秋田 歯が悪くて虫歯があるときに、スプーンが奥にあたると痛かったので、当たって痛くないようにちょっと小さめにしてみました。自分の苦い思いが経験となって形に現われて来ることがあります。
納富 デザイン家電なんかはシンプルすぎて、デザイナー本人は本当に使っているのかなと疑問に思うこともあります。たとえば、こういうカトラリーはどういったかたちで依頼をされるんですか。依頼する側も難しいと思うんです。ものすごく当り前の形のものをあえてデザイナーに依頼するというのは。
秋田 基本的には、デザイナーに自由にやらせてくれます。いろいろと試してみて、「いいな」と思う方向に舵を切る。自由さの中でふつうを生み出し、そのふつうさのままとどまることが、ベテランデザイナーの仕事だと思っています。

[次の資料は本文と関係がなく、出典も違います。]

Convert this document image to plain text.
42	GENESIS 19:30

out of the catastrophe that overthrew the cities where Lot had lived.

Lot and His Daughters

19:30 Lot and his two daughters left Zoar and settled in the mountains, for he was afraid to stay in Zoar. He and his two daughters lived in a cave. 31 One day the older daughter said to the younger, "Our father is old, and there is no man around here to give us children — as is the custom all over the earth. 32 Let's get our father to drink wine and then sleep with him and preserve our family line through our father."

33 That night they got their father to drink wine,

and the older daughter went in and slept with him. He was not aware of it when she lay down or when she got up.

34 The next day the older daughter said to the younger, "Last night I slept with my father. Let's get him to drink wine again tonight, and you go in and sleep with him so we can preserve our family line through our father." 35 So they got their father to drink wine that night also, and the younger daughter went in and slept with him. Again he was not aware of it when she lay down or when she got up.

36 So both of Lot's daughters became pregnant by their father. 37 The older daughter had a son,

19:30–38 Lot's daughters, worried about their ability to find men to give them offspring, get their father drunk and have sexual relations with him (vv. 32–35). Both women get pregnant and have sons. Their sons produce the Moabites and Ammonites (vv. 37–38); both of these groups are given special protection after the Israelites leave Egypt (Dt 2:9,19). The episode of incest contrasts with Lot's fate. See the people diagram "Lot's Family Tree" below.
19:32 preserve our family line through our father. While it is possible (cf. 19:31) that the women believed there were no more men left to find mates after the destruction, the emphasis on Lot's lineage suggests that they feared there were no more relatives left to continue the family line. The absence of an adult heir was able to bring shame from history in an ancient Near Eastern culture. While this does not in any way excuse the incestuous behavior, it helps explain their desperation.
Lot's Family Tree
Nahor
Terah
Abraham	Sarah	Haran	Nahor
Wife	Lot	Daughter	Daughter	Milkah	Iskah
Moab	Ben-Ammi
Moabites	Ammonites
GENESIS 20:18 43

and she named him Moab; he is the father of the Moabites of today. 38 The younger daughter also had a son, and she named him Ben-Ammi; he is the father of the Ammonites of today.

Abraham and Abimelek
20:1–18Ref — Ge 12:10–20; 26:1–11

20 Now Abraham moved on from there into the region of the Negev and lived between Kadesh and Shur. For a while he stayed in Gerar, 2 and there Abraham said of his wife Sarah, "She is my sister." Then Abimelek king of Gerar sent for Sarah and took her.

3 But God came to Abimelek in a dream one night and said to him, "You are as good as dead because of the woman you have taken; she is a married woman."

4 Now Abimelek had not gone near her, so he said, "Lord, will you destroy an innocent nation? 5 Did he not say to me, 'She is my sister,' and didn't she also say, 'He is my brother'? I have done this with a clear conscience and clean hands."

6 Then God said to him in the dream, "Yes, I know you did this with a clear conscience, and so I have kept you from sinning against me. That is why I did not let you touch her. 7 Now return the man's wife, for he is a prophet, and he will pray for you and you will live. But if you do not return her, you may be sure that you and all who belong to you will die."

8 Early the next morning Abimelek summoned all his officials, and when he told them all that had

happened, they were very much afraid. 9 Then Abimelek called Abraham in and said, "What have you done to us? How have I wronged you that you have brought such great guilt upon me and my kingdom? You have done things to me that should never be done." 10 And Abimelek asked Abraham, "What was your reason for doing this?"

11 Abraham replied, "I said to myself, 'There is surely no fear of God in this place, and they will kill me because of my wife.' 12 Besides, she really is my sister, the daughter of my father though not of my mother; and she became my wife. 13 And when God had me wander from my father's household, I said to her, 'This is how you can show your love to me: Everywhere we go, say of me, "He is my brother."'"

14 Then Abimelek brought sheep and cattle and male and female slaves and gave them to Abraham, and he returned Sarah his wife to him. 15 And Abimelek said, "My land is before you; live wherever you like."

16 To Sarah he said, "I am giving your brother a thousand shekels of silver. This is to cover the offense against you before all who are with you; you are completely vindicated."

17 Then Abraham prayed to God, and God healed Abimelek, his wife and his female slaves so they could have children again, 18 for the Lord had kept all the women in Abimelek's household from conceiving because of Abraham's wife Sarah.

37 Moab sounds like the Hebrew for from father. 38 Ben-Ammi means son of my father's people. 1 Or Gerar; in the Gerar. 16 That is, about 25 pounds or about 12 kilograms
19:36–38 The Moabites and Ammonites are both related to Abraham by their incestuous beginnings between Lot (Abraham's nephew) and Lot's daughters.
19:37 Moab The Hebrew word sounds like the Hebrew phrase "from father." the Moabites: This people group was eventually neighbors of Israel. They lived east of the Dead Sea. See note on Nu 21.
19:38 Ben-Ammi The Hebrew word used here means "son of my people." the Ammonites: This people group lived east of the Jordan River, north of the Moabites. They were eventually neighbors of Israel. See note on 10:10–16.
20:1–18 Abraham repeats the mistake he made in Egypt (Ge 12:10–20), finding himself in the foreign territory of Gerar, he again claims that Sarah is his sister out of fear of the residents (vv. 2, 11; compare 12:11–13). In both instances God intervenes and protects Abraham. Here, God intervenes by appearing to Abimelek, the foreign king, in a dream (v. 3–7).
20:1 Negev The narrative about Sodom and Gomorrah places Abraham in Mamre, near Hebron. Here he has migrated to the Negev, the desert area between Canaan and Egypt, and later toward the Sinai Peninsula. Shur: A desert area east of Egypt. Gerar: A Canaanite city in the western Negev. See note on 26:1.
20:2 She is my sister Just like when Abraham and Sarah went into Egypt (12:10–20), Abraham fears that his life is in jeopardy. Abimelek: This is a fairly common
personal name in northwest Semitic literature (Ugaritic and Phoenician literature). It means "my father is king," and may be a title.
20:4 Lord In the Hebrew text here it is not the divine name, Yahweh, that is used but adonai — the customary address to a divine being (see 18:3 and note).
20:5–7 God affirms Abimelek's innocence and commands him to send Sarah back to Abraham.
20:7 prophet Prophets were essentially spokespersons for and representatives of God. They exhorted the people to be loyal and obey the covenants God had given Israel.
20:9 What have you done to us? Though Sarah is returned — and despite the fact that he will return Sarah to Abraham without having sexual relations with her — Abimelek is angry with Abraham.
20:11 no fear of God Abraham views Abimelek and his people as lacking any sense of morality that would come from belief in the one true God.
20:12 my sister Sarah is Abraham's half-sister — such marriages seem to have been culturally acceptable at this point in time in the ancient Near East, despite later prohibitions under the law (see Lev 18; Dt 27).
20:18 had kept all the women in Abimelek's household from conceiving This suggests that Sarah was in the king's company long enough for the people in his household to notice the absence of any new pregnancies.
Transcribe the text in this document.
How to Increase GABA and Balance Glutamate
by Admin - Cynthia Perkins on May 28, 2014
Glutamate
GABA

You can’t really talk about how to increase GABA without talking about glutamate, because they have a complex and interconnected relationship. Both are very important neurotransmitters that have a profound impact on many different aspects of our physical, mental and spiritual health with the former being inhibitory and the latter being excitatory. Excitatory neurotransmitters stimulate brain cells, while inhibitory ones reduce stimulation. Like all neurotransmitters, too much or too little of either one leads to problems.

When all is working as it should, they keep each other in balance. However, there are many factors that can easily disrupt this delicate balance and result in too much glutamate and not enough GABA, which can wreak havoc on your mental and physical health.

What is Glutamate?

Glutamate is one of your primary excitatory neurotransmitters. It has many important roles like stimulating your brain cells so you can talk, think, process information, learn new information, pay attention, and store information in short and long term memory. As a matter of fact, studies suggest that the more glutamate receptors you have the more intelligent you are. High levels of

納富 若い人は、なかなかとどまれないのですね。そろそろ締めに入りましょうか。秋田さんのほうから、「かたち」を作る時に考えていることをお話ししていただこうと思います。
秋田 まず一つ目は、『大量に使われる製品は研ぎ澄まされた「ふつう」でなければいけない』ということです。結局、普通であるというのはデザインの基本です。普通じゃないようなかたちに見えるようなものも、一個一個のパーツを取り出すと普通だったりします。
納富 できあがったものを見ると普通だけど、その過程で研ぎ澄まされているということなんですね。
秋田 普通になっていくために研ぎ澄ませなさいということですね。二つ目は、「長く使えるモノは「穏やか」である」ということです。尖ったものがいいとされがちですが、結局長く使えるものは穏やかなものです。三つ目は、「最先端は人に近づく」ということです。人間が最先端になるというより最先端が人間に近づいてくるという意識をわたしはもっています。
納富 それこそ、今回の本を編集してくださった一ノ瀬さんが担当された『アナロジア』(ジョージ・ダイソン著、服部桂監訳、橋本大也訳)はそういう本でしたね。
秋田 四つ目は『機能を増やすには技術がいるが、機能を減らすには哲学がいる』ということです。たくさんの機能を持ったものは短期的には最先端のものとして売れるかもしれないけれど、10年後まで売れ続けるのは哲学のあるシンプルなものだと思うのです。